While heavy snow continues to fall across eastern New England from today’s blizzard, eyes are on the next potential nor’easter. With Old Man Winter clear he’s not ready to release his grasp on northeastern weather, at least as computer forecast model suggests, meteorologists are keeping an eye on the next two potential storm systems in the extended range that could bring more heavy snow, coastal flooding, and damaging wind problems to a region that doesn’t necessarily want it. Today’s storm marks the third nor’easter in 2 weeks, and the fourth may be on its way during the early to middle part of next week.
The European ECMWF forecast model, which best handled not only today’s nor’easter well, but the last one too, is suggesting an even larger storm will form early next week. Just under a week apart, the European forecast model is suggesting that a robust area of low pressure will form off the Mid Atlantic coast, explosively deepen, and move north and east up the US coast. Unlike today’s system, this next one, if the European forecast model is correct in its solution, will be colder, will feature a greater wind field, and will produce heavy snow over a much broader area than today’s system. While today’s system will dump heavy snow primarily over eastern New England, the European model is suggesting heavy snow into Virginia with more than a foot possible from Washington, DC to Boston, MA if it were to verify.
If the model verifies remains a big question. While the weather pattern continues to favor these east coast storms and their explosive development off-shore, forecast confidence in model output beyond five days is low at best. However, with the recent mid-range and short-range performance of the European forecast model, serious threats being depicted in model output for seven days in the future should be taken seriously.

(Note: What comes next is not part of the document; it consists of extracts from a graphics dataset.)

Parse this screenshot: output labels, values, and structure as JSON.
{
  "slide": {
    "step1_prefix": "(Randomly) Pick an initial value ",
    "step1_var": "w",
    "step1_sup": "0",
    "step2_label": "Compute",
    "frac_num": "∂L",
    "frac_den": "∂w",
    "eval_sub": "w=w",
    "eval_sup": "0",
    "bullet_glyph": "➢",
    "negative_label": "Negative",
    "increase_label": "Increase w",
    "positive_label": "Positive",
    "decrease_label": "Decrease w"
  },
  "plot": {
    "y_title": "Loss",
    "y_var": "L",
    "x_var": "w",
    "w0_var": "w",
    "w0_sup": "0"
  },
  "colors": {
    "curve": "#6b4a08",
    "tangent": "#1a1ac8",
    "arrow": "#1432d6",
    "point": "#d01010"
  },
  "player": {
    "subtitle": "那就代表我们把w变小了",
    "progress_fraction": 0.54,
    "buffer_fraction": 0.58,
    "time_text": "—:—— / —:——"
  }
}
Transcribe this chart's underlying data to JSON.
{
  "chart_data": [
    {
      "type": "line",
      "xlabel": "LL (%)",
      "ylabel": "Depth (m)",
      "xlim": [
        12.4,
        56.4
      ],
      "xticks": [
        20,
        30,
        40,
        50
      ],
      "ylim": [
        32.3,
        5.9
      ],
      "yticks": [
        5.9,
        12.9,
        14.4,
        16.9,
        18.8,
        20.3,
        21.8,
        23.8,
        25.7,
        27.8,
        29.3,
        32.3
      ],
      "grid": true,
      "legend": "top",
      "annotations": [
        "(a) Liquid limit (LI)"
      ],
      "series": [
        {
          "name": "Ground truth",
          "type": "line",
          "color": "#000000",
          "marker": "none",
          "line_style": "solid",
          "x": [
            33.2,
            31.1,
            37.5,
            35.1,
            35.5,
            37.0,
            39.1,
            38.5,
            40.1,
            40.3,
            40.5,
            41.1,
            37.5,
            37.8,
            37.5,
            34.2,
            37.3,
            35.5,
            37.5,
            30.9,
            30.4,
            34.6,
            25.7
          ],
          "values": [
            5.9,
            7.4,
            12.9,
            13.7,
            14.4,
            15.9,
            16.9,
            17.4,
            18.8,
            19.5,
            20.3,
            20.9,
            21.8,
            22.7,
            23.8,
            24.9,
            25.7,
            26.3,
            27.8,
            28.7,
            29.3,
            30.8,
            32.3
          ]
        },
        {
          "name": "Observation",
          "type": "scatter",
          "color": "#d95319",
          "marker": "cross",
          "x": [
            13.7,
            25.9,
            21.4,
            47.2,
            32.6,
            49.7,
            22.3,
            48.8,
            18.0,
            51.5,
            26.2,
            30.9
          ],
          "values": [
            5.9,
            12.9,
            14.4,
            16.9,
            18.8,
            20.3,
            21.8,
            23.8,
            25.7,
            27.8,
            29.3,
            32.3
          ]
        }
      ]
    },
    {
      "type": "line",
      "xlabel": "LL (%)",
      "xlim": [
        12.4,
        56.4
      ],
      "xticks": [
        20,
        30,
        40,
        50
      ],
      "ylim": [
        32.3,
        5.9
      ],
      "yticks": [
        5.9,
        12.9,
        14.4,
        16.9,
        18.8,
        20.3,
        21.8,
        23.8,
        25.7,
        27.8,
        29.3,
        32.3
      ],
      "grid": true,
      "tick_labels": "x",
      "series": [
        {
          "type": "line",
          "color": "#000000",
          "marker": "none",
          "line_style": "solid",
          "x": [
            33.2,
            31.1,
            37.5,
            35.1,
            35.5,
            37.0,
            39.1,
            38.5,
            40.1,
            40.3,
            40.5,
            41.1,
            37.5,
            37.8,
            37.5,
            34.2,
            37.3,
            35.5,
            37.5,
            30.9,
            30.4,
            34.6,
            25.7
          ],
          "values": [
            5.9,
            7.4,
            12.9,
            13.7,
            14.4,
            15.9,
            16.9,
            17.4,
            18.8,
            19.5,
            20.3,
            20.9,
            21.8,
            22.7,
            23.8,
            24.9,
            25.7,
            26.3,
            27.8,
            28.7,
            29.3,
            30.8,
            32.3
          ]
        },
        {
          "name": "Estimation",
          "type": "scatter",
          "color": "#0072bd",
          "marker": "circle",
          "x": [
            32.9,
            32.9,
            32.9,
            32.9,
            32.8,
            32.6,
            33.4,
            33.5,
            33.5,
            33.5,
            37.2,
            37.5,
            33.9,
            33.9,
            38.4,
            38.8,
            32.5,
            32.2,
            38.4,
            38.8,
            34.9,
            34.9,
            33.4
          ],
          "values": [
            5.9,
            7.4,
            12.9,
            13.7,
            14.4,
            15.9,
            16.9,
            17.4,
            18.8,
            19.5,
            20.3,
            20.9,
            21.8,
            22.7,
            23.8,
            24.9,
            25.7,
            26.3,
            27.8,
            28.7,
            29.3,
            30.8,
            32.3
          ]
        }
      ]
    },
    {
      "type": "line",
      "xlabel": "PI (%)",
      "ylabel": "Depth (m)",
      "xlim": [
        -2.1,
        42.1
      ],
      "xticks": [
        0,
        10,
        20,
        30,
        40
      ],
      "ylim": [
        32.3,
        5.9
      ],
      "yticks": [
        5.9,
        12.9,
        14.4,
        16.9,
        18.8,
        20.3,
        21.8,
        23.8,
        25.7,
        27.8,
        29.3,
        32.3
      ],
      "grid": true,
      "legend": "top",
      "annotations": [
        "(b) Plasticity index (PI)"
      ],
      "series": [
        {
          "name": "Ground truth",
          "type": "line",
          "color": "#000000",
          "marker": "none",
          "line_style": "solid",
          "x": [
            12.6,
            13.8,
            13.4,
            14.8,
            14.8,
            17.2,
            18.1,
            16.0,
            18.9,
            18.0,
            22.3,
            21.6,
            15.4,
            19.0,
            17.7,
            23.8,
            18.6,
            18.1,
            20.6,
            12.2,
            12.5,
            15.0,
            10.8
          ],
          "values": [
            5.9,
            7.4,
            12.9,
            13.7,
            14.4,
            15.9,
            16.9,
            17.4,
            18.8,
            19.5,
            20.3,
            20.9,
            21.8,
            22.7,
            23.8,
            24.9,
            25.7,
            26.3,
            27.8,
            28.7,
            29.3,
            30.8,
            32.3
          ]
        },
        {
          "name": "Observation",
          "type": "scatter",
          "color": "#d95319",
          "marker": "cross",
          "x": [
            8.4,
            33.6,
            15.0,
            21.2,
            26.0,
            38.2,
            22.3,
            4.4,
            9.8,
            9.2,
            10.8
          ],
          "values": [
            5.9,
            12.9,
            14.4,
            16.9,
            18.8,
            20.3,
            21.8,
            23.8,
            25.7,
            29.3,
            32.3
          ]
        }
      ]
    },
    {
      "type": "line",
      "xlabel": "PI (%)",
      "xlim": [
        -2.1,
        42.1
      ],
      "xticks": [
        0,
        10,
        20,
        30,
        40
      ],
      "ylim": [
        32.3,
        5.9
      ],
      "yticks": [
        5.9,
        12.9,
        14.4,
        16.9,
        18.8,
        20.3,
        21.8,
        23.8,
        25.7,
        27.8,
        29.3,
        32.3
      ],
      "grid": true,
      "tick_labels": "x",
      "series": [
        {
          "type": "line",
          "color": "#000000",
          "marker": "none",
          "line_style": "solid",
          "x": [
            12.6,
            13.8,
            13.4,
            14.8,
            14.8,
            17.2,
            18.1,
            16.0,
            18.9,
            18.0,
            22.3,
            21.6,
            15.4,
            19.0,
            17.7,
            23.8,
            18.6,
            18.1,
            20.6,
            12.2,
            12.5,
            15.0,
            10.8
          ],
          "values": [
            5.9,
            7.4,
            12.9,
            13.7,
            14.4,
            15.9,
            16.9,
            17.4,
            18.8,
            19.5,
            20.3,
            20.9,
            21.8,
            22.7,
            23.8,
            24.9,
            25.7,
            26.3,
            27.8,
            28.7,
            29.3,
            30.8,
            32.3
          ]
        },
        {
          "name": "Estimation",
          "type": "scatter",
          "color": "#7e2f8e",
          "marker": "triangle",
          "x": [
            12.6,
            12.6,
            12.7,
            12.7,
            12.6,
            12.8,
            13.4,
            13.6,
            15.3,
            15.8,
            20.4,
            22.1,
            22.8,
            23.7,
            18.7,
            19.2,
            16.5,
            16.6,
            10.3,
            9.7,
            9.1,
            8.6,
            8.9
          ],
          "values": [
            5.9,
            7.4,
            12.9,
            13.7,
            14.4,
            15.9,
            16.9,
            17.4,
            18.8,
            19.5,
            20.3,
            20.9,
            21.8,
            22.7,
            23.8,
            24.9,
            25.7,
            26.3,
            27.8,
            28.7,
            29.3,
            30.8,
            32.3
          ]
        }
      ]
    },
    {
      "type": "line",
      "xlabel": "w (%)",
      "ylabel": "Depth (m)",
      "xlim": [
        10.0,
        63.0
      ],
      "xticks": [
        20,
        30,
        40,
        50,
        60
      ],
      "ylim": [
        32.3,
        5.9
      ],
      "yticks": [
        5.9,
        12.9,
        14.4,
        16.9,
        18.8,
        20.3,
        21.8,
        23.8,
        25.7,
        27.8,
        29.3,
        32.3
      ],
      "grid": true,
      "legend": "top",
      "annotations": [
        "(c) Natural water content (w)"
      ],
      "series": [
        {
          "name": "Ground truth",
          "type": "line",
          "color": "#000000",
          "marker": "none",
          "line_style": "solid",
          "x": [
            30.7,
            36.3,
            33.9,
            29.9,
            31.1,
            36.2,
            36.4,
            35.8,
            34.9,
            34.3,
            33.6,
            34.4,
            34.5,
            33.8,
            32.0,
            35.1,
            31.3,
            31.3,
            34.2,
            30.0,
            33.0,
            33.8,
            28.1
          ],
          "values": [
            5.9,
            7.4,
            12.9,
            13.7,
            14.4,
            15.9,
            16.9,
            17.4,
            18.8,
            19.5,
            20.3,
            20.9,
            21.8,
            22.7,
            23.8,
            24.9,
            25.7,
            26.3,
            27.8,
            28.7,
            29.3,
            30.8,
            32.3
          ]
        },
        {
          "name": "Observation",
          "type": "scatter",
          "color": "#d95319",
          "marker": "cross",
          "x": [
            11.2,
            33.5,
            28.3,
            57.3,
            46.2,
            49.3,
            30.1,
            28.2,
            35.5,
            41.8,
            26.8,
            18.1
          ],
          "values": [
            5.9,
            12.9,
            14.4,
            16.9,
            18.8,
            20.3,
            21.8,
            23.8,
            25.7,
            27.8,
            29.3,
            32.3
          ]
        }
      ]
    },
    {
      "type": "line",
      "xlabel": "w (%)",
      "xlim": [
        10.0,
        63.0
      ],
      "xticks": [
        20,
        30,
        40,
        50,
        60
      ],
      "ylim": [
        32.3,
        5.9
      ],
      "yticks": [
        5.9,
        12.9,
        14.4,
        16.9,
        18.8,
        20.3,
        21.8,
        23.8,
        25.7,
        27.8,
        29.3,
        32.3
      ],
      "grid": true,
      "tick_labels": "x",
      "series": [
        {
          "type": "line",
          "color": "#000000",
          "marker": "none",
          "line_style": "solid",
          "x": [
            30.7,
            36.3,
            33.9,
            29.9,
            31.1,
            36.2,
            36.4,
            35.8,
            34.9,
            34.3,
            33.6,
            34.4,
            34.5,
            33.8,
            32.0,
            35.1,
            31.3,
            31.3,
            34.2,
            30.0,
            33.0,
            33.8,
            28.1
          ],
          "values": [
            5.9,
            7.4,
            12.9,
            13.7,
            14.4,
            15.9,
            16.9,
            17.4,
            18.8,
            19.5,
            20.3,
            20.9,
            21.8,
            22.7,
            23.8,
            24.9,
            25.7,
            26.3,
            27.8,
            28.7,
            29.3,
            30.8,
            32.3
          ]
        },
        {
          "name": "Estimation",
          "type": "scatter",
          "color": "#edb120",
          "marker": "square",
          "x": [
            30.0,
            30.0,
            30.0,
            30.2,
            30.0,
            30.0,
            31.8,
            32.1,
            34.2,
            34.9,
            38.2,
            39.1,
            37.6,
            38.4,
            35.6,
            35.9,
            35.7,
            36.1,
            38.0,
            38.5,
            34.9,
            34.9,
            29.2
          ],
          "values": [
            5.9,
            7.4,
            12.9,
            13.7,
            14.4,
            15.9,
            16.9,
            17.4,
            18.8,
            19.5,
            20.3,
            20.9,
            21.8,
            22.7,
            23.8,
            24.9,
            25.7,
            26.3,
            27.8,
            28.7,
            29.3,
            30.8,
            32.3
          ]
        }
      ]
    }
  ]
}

The European ECMWF isn’t the only forecast model showing next week’s storm. Both the American GFS model and the Canadian GEM model also show another snowstorm impacting the eastern United States; however, the American forecast model brings the storm further south while the Canadian forecast model brings it further north. As additional data is ingested into the forecast models in the coming days, they should align around a general solution.